Screw this. I'm warping into this discussion.
DANGER: WALL OF TEXT
See, my understanding of technology advancement is somewhat like this: You can only go so far with one piece of tech until it stops.
Take a bow, for instance. The key concept is that you nock an arrow, pull the string, and let the arrow fly. You can advance the bow's technology -- give it better sights, help you hold the arrow easier, use better composite materials -- but there's a certain point where you've made the best bow statistically possible, and as much as you'd like to try, the bow cannot get any better. The arrow can follow the similar philosophy.
Get what I mean? You'll at some point just end up with the best possible and there will be no further advancement. Sure, you'll have a bow you pull back, it auto-locks for, idunno, the nearest cruiser, shoots the arrow that pierces through the reactor...but wouldn't a railgun be better?
Oh look. Now we need to test the railgun. So we go back to the physics books, look through what we know, exploit those rules in physics, and create something new. So we make a railgun, and so it goes and we push the technological frontier onwards...
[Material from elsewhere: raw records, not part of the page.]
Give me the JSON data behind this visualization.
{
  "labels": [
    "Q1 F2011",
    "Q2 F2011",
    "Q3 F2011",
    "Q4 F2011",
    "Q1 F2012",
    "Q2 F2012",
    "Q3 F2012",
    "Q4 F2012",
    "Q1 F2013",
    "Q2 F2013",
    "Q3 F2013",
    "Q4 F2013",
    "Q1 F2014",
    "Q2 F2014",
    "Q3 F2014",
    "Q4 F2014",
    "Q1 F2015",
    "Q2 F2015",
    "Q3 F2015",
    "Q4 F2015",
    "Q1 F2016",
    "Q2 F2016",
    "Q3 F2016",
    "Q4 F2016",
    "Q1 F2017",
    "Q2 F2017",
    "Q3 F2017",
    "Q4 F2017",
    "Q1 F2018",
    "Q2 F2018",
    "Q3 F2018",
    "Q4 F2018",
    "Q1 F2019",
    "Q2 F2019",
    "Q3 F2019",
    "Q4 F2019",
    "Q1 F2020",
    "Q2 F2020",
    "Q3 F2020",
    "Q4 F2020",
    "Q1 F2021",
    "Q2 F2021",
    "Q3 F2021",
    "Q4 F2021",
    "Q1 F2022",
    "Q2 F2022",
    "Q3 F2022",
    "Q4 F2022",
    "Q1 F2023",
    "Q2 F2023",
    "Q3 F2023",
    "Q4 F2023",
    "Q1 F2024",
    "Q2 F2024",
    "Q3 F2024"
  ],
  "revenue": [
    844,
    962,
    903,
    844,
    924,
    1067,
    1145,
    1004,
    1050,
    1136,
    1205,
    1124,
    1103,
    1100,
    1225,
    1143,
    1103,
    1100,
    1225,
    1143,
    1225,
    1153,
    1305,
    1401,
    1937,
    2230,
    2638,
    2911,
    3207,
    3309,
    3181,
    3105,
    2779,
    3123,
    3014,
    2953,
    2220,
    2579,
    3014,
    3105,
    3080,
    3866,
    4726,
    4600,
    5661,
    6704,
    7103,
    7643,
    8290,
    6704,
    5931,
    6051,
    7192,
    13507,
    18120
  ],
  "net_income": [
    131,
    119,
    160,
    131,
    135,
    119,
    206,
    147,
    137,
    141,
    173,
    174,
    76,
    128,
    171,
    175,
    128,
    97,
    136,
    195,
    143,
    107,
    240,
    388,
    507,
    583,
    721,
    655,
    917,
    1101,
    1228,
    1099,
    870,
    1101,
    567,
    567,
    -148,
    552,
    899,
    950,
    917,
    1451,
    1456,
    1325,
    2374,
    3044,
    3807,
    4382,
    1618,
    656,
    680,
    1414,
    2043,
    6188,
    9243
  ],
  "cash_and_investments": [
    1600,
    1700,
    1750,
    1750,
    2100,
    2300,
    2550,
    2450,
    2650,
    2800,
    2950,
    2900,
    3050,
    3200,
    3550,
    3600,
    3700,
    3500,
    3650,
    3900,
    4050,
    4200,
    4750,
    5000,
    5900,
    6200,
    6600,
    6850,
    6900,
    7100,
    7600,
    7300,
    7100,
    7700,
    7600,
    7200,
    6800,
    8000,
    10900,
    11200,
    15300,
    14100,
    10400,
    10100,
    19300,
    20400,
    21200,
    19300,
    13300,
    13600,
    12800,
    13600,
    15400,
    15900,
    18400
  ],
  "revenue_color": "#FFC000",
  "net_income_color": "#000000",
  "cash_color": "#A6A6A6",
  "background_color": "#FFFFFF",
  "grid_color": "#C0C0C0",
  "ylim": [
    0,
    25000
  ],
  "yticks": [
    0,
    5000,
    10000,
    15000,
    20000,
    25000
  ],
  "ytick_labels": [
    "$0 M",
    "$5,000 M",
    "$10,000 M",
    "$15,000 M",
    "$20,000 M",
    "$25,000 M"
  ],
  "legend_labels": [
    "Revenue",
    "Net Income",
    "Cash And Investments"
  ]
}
And so here we arrive at the fatal flaw of AI technology. Or rather, just any one entity building all the weapons, like Yamatai's "I request new weapon. AI develops new weapon. I am happy." It's a psychological thing -- just like how artists have art styles, writers have writing styles, and how sci-fi races tend to build things a certain way, such as Yamatai's sharp edges, Elysia's smooth curves, and USO's...I'm not sure because I don't follow the plot (please don't kill me).
One entity building weapons will result in all weapons following the rules and design patterns that one entity prefers. For instance, say a weapons development AI was wired to favor blunt weapon damage and kinetic force. That one entity would love to slap railguns on everything, and make big power hammers. If, for instance, you want something like plasma and cutting edges, that one entity will probably say something like "Yeah, but plasma can just be magnetically shielded away and cutting edges can't deliver force through armor." Even though all of us know that both have their own benefits.
There we go. That's AI developing tech covered. Onwards to the actual power creep.
If we want SARP to be realistic in its power creep, I personally feel that we need each faction to feel somewhat different in their design philosophies. For instance, if Yamatai, the faction which I personally associated with fast, heavily-armed gunships and modular PAs suddenly came up with something like the Hostile Power Armor, a solid metal block of a power armor, that would be weird. Unless Yamatai got a Neppy PA designer to make something and that guy decided, "Hey! I'm gonna take all this Yama-Dura, shove servos and circuits in it, and call it an armor!"
Pretty fat chance of that happening.
We need every faction's weapons to feel like their own. Sure, Elysia and Yamatai can trade notes and base designs off of each other (Tethys is #1 Elysian PA <3) but we need more than just every faction to prefer a certain type of shape.
Well, what do I mean by that? I refer back to the design entities. One prefers blunt trauma and kinetic damage, the other prefers cutting edges and plasma. Both have their own benefits (and drawbacks) but both work differently, feel different, and all-in-all are different. Yamatai to me are the kings of aerospace technology, with their aether. Neplesia is amazing at brawling with their heavy armors, and anything big and punchy.
And so it goes, every race preferring some form of design, weaponry, and style. That is my personal solution to the "power creep" problem. Sure, some faction can prefer shielding and such, and will be pretty hard to beat by a faction which doesn't like plasma, but I refer to the theory of trading notes, where the faction that doesn't like plasma tries its best to replicate the idea of plasma weaponry and makes something effective
enough to ward them off, but by no means wins wars.